After war in Libya, a need to assert nonviolence for Arab Spring

From Gandhi to Martin Luther King Jr. to Egypt's peaceful revolution, civil resistance has been proven successful. Syrians especially need to stick to nonviolent tactics now after Libya's war.

The timing could not be more perfect. Just as frustrated Arab protesters are feeling tempted to resort to violence, two events should remind them that nonviolent tactics have a winning track record.

One is the opening of a memorial in Washington this past weekend to Martin Luther King Jr. The granite statue aptly depicts the civil rights leader for his stern, principled commitment to peaceful resistance against racism and other injustices.

The other event is a successful nonviolent movement in India that pushed the government on Saturday to take strong steps against corruption. Parliament was forced to act after throngs of middle-class Indians came out in support of Anna Hazare, an elderly activist who waged a 13-day hunger strike. His tactics evoked those of independence fighter Mohandas Gandhi, the 20th century’s icon of nonviolence.

These events are important because the violent overthrow of Libya’s longtime dictator, Muammar Qaddafi, should not be allowed to eclipse the model set by the largely nonviolent revolutions in Tunisia and Egypt.

Since the fall of the Qaddafi regime, some Syrian activists have argued for taking up arms. The Assad regime has so far killed more than 2,000 protesters and jailed tens of thousands.

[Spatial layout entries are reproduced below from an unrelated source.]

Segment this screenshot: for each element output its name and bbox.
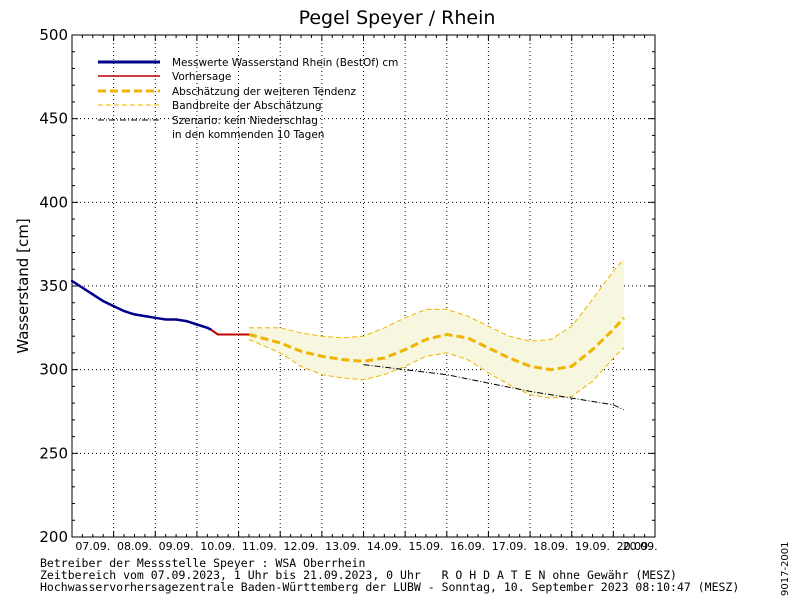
uncertainty-band-fill xyxy=(249,259,624,399)
x-tick-label: 07.09. xyxy=(75,540,110,553)
x-tick-label: 13.09. xyxy=(325,540,360,553)
plot-frame xyxy=(71,34,656,538)
x-tick-label: 15.09. xyxy=(408,540,443,553)
legend-label: Vorhersage xyxy=(172,71,231,83)
x-tick-label: 17.09. xyxy=(492,540,527,553)
legend-label: Bandbreite der Abschätzung xyxy=(172,100,322,112)
legend-label: Messwerte Wasserstand Rhein (BestOf) cm xyxy=(172,57,398,69)
y-tick-label: 350 xyxy=(39,277,68,295)
footer-time-range: Zeitbereich vom 07.09.2023, 1 Uhr bis 21… xyxy=(40,568,677,582)
x-tick-label: 10.09. xyxy=(200,540,235,553)
legend-label: Abschätzung der weiteren Tendenz xyxy=(172,86,357,98)
legend-label: Szenario: kein Niederschlag xyxy=(172,115,318,127)
y-tick-label: 500 xyxy=(39,26,68,44)
band-upper-line xyxy=(249,258,625,342)
plot-area: 200 250 300 350 400 450 500 07.09. 08.09. 09.09. 1… xyxy=(39,26,657,553)
measured-point xyxy=(70,279,74,283)
band-lower-line xyxy=(248,339,625,399)
measured-point xyxy=(143,314,147,318)
measured-point xyxy=(164,318,167,321)
measured-point xyxy=(185,319,188,323)
y-tick-label: 300 xyxy=(39,361,68,379)
measured-point xyxy=(81,286,84,289)
measured-point xyxy=(133,313,136,316)
legend-label: in den kommenden 10 Tagen xyxy=(172,129,324,141)
y-tick-label: 200 xyxy=(39,528,68,546)
chart-title: Pegel Speyer / Rhein xyxy=(299,7,496,29)
x-tick-label: 20.09. xyxy=(617,540,652,553)
measured-point xyxy=(112,304,115,308)
x-tick-label: 09.09. xyxy=(159,540,194,553)
measured-point xyxy=(154,316,157,319)
x-tick-label: 19.09. xyxy=(575,540,610,553)
footer-publisher: Hochwasservorhersagezentrale Baden-Württ… xyxy=(40,580,740,594)
measured-point xyxy=(102,299,105,303)
measured-point xyxy=(206,326,209,330)
x-tick-label: 08.09. xyxy=(117,540,152,553)
tendency-line xyxy=(248,316,625,372)
x-tick-label: 11.09. xyxy=(242,540,277,553)
scenario-line xyxy=(363,364,625,411)
measured-point xyxy=(91,293,95,296)
measured-point xyxy=(174,318,178,321)
y-tick-label: 250 xyxy=(39,444,68,462)
measured-point xyxy=(195,323,199,326)
image-code: 9017-2001 xyxy=(780,541,791,596)
footer-operator: Betreiber der Messstelle Speyer : WSA Ob… xyxy=(40,556,366,570)
measured-point xyxy=(122,309,126,313)
x-tick-label: 16.09. xyxy=(450,540,485,553)
y-tick-label: 400 xyxy=(39,193,68,211)
x-tick-label: 14.09. xyxy=(367,540,402,553)
x-tick-label: 12.09. xyxy=(284,540,319,553)
forecast-line xyxy=(210,328,249,336)
y-tick-label: 450 xyxy=(39,110,68,128)
x-tick-label: 20.09. xyxy=(623,540,658,553)
y-axis-label: Wasserstand [cm] xyxy=(14,218,32,353)
x-tick-label: 18.09. xyxy=(533,540,568,553)
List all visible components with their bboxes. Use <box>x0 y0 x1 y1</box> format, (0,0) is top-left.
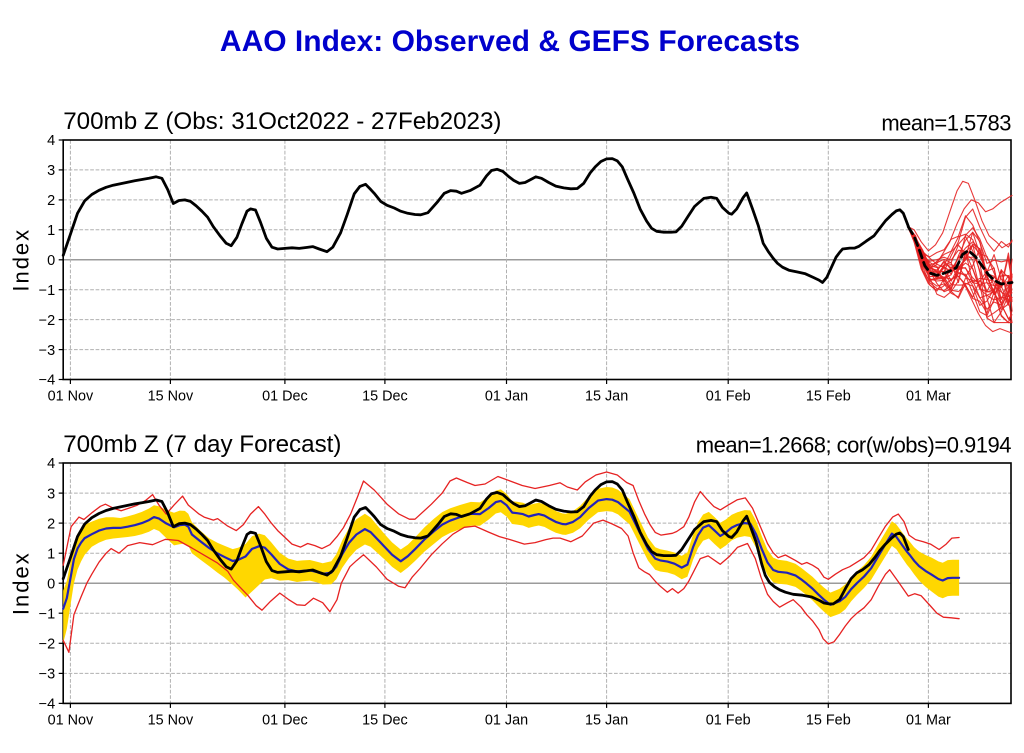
svg-text:01 Mar: 01 Mar <box>906 712 951 728</box>
svg-text:−4: −4 <box>39 697 56 713</box>
svg-text:4: 4 <box>47 456 55 472</box>
svg-text:01 Feb: 01 Feb <box>706 712 751 728</box>
svg-text:01 Nov: 01 Nov <box>48 712 94 728</box>
svg-text:15 Dec: 15 Dec <box>362 389 408 405</box>
svg-text:01 Dec: 01 Dec <box>262 389 308 405</box>
svg-text:15 Feb: 15 Feb <box>806 389 851 405</box>
svg-text:01 Feb: 01 Feb <box>706 389 751 405</box>
svg-text:AAO Index: Observed & GEFS For: AAO Index: Observed & GEFS Forecasts <box>220 25 800 58</box>
svg-text:mean=1.2668; cor(w/obs)=0.9194: mean=1.2668; cor(w/obs)=0.9194 <box>696 433 1011 458</box>
svg-text:0: 0 <box>47 576 55 592</box>
svg-text:3: 3 <box>47 163 55 179</box>
svg-text:1: 1 <box>47 223 55 239</box>
svg-text:15 Dec: 15 Dec <box>362 712 408 728</box>
svg-text:2: 2 <box>47 193 55 209</box>
svg-text:−3: −3 <box>39 667 56 683</box>
svg-text:−1: −1 <box>39 607 56 623</box>
svg-text:01 Dec: 01 Dec <box>262 712 308 728</box>
svg-text:15 Nov: 15 Nov <box>148 389 194 405</box>
svg-text:15 Jan: 15 Jan <box>585 712 628 728</box>
svg-text:0: 0 <box>47 253 55 269</box>
svg-text:−1: −1 <box>39 283 56 299</box>
svg-text:2: 2 <box>47 516 55 532</box>
svg-text:−2: −2 <box>39 313 56 329</box>
svg-text:700mb Z (7 day Forecast): 700mb Z (7 day Forecast) <box>63 431 341 458</box>
svg-text:−2: −2 <box>39 637 56 653</box>
svg-text:Index: Index <box>9 551 34 615</box>
svg-text:15 Feb: 15 Feb <box>806 712 851 728</box>
svg-text:01 Jan: 01 Jan <box>485 712 528 728</box>
svg-text:Index: Index <box>9 228 34 292</box>
svg-text:mean=1.5783: mean=1.5783 <box>881 111 1011 136</box>
svg-text:1: 1 <box>47 546 55 562</box>
svg-text:700mb Z (Obs: 31Oct2022 - 27Fe: 700mb Z (Obs: 31Oct2022 - 27Feb2023) <box>63 108 501 135</box>
svg-text:4: 4 <box>47 133 55 149</box>
svg-text:01 Nov: 01 Nov <box>48 389 94 405</box>
svg-text:15 Jan: 15 Jan <box>585 389 628 405</box>
svg-text:−4: −4 <box>39 373 56 389</box>
svg-text:−3: −3 <box>39 343 56 359</box>
svg-text:15 Nov: 15 Nov <box>148 712 194 728</box>
svg-text:3: 3 <box>47 486 55 502</box>
svg-text:01 Jan: 01 Jan <box>485 389 528 405</box>
svg-text:01 Mar: 01 Mar <box>906 389 951 405</box>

There is a worry that Syria may become like Iran, where pro-democracy dissidents have been suppressed since a 2009 peaceful uprising.

Syria’s cause for freedom would be lost, however, if impatient protesters now take up arms. In practical terms, rifles are no match against the military’s heavy weapons, even if NATO imposes a no-fly zone. And the opposition would also lose moral and political support abroad and, most critically, among many Syrians.

Right now, Syrians are largely united around the idea of liberty – an idea more powerful than guns. In Libya, the initial fight against Mr. Qaddafi was not well united around creating a democracy and it too quickly fell into a battle between tribes of the east and west. When a huge massacre appeared imminent, the United Nations authorized NATO to intervene.

After a while, Libya’s opposition did finally find a unity based on a democratic footing. But by then the civil war was clearly headed for violent regime change. It is possible that more Libyans have been killed in the war than if a well-organized, nonviolent movement had been well established – as it was in Egypt and, to a large degree, in Tunisia.

History shows that nonviolent tactics, if successful, create the most durable conditions for later democracy. Not only do they bring out more popular support, they appeal to the hearts of those supporting a regime.

As Gandhi pointed out during his campaign to end British rule, moral action has power: “We should meet abuse by forbearance. Human nature is so constituted that if we take absolutely no notice of anger or abuse, the person indulging in it will soon weary of it and stop.”

This helps explain why the militaries in Egypt and Tunisia turned on the ruling despots, as some have already done in the Syrian Army.

The Gandhian strategy has proved itself. A study of insurgencies from 1900 to 2006 by scholars Erica Chenoweth and Maria Stephan found that campaigns of nonviolent resistance were more than twice as effective as their violent counterparts.

These tactics are not the same as personal pacifism. Civil resistance requires disciplined organization, masses of courageous people, and a clever shifting of tactics, such as sit-ins, boycotts, or strikes, depending on the circumstances. The smart use of social media and cellphone images has lately been added to the mix.

Some tactics are quite local in style. In Cuba, for example, unarmed women dressed all in white have recently taken to the streets on behalf of political prisoners. They were brutally arrested, drawing foreign attention again to the Castro regime.

Nonviolence remains the best means to shred the legitimacy of autocrats in North Africa and the Middle East and to win democracy. Syrians need to try more and different peaceful tactics, and better unify their various sects and ethnicities. The many sacrifices of unarmed protesters so far has already brought critical scrutiny from the UN Human Rights Council and the Arab League.

Such a strategy is not only on the right side of history. It is on the right side of humanity.